Amazon.com's machine-learning specialists have uncovered a big problem - their new recruiting engine did not like women.
The team had been building computer programs since 2014 to review job applicants' CVs with the aim of mechanising the search for top talent, five people familiar with the effort told Reuters.
Automation has been key to Amazon's e-commerce dominance, be it inside warehouses or driving pricing decisions.
The company's experimental hiring tool used artificial intelligence to give job candidates scores ranging from one to five stars - much like shoppers rate products on Amazon, some of the people said.
"Everyone wanted this holy grail," one of the people said. "They literally wanted it to be an engine where I'm going to give you 100 resumes, it will spit out the top five, and we'll hire those."
But by 2015, the company realised its new system was not rating candidates for software developer jobs and other technical posts in a gender-neutral way.
That is because Amazon's computer models were trained to vet applicants by observing patterns in Cvs submitted to the company over a 10-year period.
Most came from men, a reflection of male dominance across the tech industry.
In effect, Amazon's system taught itself that male candidates were preferable.
It penalised CVs that included the word "women's," as in "women's chess club captain."
And it downgraded graduates of two all-women's colleges, according to people familiar with the matter. They did not specify the names of the schools.
Amazon edited the programs to make them neutral to these particular terms. But that was no guarantee that the machines would not devise other ways of sorting candidates that could prove discriminatory, the people said.
The Seattle company ultimately disbanded the team by the start of last year because executives lost hope for the project, according to the people, who spoke on condition of anonymity.
Amazon's recruiters looked at the recommendations generated by the tool when searching for new hires, but never relied solely on those rankings, they said.
Amazon declined to comment on the recruiting engine or its challenges, but the company says it is committed to workplace diversity and equality.
The company's experiment offers a case study in the limitations of machine learning.
It also serves as a lesson to the growing list of large companies including Hilton Worldwide Holdings and Goldman Sachs Group that are looking to automate portions of the hiring process.
Some 55% of US human resources managers said artificial intelligence, or AI, would be a regular part of their work within the next five years, according to a 2017 survey by talent software firm CareerBuilder.
Employers have long dreamed of harnessing technology to widen the hiring net and reduce reliance on subjective opinions of human recruiters.
But computer scientists say there is still much work to do. They said that making sure that the algorithm is fair and how to make sure the algorithm is really interpretable and explainable is still quite far off.
Amazon's experiment began at a pivotal moment for the world's largest online retailer.
Machine learning was gaining traction in the technology world, thanks to a surge in low-cost computing power.
And Amazon's Human Resources department was about to embark on a hiring spree - since June 2015, the company's global headcount has more than tripled to 575,700 workers, regulatory filings show.
So it set up a team in Amazon's Edinburgh engineering hub that grew to around a dozen people.
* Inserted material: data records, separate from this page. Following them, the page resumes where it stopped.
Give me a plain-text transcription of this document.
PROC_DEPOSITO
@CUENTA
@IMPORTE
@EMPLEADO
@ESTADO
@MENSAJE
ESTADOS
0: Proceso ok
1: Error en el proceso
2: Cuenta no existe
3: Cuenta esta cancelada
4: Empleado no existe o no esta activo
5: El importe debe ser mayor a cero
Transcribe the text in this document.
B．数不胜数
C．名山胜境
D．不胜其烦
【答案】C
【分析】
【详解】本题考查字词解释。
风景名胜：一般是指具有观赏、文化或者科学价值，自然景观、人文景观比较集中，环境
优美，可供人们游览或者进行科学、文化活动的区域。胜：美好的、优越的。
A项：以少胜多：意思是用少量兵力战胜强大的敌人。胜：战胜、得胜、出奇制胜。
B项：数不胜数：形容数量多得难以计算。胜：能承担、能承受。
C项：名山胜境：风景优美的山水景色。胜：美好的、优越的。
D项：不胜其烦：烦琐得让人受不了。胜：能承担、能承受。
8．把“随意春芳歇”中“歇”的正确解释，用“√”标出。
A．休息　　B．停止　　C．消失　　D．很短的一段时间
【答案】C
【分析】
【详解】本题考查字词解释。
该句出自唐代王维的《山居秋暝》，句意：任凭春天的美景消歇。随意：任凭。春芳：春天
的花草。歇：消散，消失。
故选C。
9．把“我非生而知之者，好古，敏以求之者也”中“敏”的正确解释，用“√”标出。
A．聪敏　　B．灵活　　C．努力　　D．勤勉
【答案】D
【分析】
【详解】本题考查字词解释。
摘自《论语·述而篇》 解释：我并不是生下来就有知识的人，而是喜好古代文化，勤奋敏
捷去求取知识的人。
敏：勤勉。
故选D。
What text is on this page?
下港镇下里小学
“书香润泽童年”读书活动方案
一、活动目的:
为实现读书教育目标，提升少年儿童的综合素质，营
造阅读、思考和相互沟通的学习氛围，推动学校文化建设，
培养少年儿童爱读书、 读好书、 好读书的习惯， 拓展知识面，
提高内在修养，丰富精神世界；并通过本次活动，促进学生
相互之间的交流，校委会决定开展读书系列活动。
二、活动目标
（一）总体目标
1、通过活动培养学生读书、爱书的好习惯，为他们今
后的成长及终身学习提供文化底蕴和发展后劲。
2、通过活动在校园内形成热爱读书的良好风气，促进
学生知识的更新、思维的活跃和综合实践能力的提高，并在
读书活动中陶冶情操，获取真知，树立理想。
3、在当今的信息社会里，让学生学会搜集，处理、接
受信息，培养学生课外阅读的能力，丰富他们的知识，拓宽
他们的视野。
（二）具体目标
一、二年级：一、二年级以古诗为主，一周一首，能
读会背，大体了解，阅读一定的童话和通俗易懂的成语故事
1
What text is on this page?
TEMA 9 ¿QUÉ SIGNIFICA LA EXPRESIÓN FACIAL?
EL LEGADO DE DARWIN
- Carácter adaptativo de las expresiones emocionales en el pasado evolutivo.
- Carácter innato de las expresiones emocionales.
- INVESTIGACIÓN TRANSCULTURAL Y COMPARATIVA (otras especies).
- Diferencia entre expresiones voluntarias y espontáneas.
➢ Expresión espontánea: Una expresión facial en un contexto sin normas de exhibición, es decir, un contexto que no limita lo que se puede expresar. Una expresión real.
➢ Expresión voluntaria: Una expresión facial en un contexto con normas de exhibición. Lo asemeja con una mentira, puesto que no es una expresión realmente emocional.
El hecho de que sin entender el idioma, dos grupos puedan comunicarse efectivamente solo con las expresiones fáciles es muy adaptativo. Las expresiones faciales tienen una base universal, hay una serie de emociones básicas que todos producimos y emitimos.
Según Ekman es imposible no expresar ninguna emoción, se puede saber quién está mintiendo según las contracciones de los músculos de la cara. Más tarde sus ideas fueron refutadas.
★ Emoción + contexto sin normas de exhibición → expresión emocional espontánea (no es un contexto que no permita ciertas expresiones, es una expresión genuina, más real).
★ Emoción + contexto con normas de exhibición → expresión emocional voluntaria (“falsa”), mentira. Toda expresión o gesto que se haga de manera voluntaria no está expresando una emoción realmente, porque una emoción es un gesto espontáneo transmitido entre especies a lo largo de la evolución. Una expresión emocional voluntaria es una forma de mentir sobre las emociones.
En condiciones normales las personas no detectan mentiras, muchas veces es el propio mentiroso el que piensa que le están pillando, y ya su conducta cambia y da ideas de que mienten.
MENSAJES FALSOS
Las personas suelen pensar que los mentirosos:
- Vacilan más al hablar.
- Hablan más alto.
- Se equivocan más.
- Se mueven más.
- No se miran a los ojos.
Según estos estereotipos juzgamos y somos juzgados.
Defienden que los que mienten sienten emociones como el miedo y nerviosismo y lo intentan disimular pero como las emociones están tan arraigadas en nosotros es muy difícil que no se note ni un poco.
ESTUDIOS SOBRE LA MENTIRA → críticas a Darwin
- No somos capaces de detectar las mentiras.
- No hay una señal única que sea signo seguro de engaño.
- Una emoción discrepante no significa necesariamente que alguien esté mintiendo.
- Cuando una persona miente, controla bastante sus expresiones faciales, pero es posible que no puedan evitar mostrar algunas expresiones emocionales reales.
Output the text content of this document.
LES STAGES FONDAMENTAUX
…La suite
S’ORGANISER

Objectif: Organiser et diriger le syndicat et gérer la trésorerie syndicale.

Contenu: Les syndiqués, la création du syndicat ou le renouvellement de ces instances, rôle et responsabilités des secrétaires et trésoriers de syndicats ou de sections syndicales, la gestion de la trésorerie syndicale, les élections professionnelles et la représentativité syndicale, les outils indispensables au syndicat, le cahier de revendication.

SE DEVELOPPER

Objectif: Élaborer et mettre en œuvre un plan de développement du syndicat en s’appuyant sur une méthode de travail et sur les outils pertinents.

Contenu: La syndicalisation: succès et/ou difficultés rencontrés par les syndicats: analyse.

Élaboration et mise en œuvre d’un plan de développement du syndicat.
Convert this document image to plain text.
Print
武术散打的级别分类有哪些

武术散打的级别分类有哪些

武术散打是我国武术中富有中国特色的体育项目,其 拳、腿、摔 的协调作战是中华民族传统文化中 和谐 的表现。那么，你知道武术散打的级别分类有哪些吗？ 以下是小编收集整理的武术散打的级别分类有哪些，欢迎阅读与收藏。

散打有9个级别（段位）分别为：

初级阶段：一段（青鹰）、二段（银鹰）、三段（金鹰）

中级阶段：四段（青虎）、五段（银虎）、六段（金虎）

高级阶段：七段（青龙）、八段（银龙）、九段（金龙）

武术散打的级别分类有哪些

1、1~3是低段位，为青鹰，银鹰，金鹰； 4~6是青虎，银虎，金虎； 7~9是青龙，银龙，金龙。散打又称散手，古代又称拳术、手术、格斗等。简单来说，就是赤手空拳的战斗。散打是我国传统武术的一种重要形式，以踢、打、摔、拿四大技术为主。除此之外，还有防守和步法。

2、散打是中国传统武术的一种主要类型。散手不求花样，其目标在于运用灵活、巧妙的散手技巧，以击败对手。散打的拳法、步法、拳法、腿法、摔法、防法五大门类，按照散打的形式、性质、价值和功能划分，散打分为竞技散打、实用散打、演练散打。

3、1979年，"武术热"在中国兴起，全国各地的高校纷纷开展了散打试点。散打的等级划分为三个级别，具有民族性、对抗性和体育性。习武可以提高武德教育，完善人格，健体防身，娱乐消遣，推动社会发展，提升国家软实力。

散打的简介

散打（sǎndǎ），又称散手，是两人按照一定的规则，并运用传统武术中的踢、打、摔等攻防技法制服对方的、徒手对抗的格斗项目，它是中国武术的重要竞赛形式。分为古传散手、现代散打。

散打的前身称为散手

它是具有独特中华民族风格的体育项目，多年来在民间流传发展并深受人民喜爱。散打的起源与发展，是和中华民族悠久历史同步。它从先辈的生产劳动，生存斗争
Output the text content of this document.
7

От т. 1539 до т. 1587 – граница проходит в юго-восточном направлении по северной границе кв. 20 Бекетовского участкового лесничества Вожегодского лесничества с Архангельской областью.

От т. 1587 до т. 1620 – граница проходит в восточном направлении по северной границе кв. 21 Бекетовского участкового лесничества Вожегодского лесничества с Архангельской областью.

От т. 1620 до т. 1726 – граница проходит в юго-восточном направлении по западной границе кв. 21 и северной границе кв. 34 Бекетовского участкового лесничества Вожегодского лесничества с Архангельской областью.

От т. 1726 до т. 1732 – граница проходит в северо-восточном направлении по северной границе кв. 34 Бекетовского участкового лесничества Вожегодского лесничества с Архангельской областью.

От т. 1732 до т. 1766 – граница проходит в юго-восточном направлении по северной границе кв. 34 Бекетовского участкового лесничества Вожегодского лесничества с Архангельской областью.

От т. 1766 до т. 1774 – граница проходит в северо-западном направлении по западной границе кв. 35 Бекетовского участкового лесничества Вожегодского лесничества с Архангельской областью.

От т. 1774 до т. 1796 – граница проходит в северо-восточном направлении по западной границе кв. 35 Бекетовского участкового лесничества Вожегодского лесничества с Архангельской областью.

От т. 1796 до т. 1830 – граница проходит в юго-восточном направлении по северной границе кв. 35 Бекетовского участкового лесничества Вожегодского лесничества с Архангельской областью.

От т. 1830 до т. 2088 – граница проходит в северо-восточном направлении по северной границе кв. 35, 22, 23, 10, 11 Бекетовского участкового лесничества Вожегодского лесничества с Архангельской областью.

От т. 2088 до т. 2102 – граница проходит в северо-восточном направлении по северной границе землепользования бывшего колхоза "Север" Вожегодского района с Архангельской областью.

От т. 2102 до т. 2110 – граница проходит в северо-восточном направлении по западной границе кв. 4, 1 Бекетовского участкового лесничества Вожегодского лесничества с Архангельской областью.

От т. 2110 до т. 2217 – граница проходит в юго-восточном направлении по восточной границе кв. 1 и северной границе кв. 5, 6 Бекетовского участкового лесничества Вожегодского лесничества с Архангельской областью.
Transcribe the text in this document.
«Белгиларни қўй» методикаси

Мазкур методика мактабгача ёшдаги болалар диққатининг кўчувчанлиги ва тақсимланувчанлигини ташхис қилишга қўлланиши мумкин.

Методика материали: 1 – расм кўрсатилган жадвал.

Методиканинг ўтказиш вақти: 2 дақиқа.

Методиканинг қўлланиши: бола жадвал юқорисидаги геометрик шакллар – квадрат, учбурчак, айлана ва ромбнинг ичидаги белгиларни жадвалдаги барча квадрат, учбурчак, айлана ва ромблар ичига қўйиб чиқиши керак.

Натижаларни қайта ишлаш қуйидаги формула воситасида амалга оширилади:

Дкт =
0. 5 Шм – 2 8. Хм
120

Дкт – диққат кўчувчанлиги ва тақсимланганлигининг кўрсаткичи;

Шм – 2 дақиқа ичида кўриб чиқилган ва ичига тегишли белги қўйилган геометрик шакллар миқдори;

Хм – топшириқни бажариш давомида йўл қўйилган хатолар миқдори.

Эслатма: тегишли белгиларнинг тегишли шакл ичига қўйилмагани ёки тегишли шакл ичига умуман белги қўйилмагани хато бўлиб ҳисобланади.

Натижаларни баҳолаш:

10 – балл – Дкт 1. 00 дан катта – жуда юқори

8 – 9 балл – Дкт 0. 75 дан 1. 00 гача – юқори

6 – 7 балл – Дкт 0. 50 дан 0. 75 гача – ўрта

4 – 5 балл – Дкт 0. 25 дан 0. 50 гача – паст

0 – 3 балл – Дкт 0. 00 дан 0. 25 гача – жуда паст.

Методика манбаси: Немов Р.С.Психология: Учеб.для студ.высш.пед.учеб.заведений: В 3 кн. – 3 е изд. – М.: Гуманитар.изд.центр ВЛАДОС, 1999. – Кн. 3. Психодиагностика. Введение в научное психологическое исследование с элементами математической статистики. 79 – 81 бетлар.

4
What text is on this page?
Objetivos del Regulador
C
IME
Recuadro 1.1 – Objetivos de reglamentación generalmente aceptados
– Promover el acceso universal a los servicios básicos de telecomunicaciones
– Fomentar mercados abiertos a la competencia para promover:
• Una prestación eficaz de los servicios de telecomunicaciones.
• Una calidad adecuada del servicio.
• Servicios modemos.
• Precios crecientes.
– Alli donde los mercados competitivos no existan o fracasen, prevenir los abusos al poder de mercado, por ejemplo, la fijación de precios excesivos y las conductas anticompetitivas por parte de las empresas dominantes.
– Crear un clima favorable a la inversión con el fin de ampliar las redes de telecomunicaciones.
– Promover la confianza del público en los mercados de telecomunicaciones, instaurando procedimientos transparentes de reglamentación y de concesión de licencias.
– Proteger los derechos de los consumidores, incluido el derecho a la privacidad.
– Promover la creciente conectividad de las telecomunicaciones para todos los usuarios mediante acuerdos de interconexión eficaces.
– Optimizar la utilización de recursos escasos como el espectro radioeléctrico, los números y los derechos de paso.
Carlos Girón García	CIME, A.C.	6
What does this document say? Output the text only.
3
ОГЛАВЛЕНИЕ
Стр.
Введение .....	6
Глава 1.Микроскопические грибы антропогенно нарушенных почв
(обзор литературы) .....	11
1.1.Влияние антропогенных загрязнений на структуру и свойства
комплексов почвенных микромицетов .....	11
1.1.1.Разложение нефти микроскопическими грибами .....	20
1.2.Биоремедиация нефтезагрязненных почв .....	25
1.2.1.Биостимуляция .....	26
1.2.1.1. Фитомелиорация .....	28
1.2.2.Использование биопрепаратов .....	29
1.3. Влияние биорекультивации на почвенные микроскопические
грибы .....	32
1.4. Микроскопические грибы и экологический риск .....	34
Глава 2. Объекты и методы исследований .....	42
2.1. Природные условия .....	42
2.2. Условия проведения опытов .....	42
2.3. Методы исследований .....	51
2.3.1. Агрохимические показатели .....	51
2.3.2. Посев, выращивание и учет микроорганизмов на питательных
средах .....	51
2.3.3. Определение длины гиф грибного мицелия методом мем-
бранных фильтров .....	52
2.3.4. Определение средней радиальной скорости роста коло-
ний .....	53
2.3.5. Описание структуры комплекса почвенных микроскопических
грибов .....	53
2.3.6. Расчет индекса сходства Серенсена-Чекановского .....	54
Their goal was to develop AI that could rapidly crawl the web and spot candidates worth recruiting, the people familiar with the matter said.
The group created 500 computer models focused on specific job functions and locations. They taught each to recognize some 50,000 terms that showed up on past candidates' CVs.
The algorithms learned to assign little significance to skills that were common across IT applicants, such as the ability to write various computer codes, the people said.
Instead, the technology favoured candidates who described themselves using verbs more commonly found on male engineers' resumes, such as "executed" and "captured," one person said.
Gender bias was not the only issue. Problems with the data that underpinned the models' judgements meant that unqualified candidates were often recommended for all manner of jobs, the people said.
With the technology returning results almost at random, Amazon shut down the project, they said.
But other companies are forging ahead, underscoring the eagerness of employers to harness AI for hiring.
Goldman Sachs has created its own CV analysis tool that tries to match candidates with the division where they would be the "best fit," the company said.
Microsoft's LinkedIn, the world's largest professional network, has gone further. It offers employers algorithmic rankings of candidates based on their fit for job postings on its site.
Amazon did manage to salvage some of what it learned from its failed AI experiment.
It now uses a "much-watered down version" of the recruiting engine to help with some rudimentary chores, including culling duplicate candidate profiles from databases, one of the people familiar with the project said.
Another said a new team in Edinburgh has been formed to give automated employment screening another try, this time with a focus on diversity.